No había tiempo para platos. En aquella enorme tele de tubo, quizá todavía en la UHF, había llegado el momento cumbre de la sesión. Eso lo corroboré años más tarde, ya en los estadios mientras escribía en el ordenador, que casi todos los días hay un momento, unos minutos, en los que se solapan varias pruebas vibrantes. Un récord del mundo, un concurso en el que ya solo quedan dos saltadoras, mano a mano, frente al listón, el grito salvaje de un lanzador y una jabalina que cruza el estadio de punta a punta, el público en pie en la última vuelta de una carrera sin un claro ganador o un atleta local que arrambla con una medalla. Y es entonces, en ese clímax, con los velocistas chafando el tartán en la recta de los cien metros, cuando entiendes que no hay nada más bonito en el mundo.
En ese preciso instante, con el estadio en ebullición, con las mujeres y los hombres llevando sus cuerpos hasta las fronteras del ser humano y sus capacidades físicas -más rápido, más alto, más lejos-, ya da igual el calor, la rejilla del bañador clavándose en el culo húmedo o el sofá lleno de migas y hormigas. Da igual si la tele es buena o mala. Si es pronto o es tarde. En ese momento solo existe la carrera y esos ocho hombres o mujeres lanzados hacia la meta.
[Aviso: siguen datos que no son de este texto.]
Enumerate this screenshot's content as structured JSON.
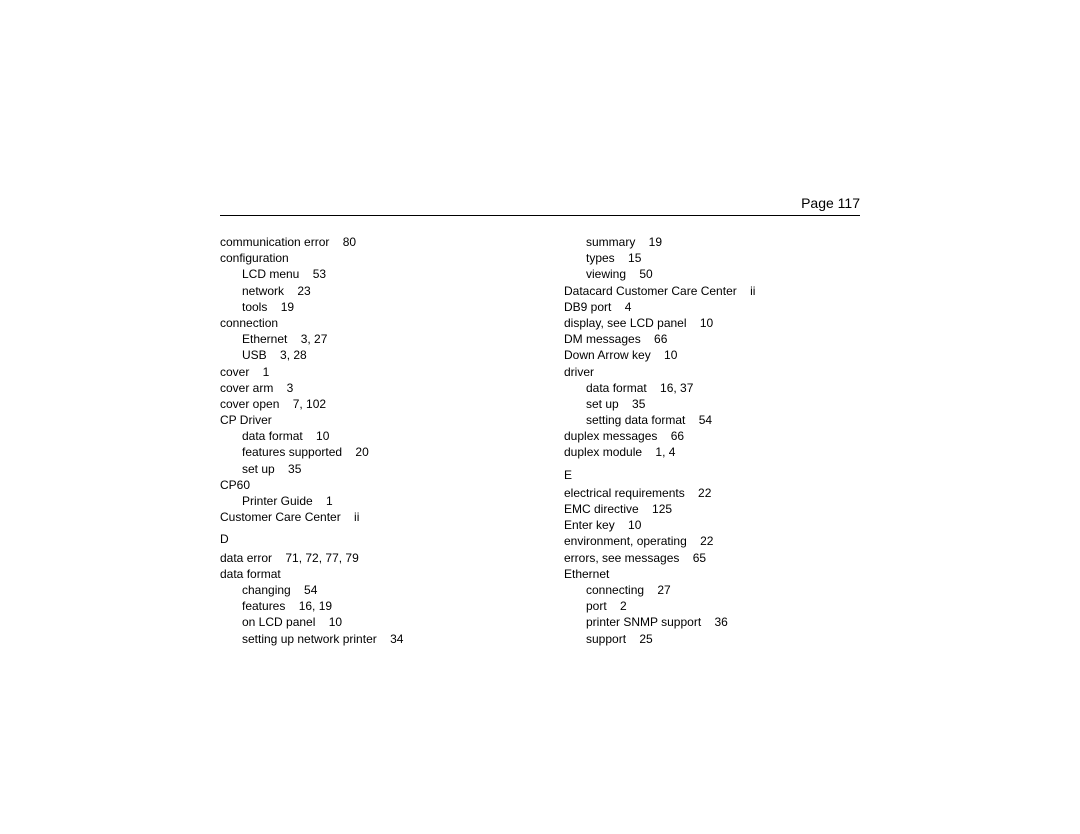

Este viernes empieza un nuevo Mundial, en Eugene, en el Estado de Oregon. Hoy ya sé en unos pocos metros si la carrera va a ser rápida o lenta, si la batida ha sido buena o mala, si la salida ha sido explosiva o si la jabalina que vuela va a caer más lejos que ninguna otra o no. Pero lo que no ha cambiado es la pasión. Y por la noche, mientras duerme la gente de bien y los borrachines van saliendo de los bares de mi barrio, yo seguiré pegado a la televisión -en realidad, el iPad- para ver a las nuevas estrellas del atletismo, el mejor deporte del mundo.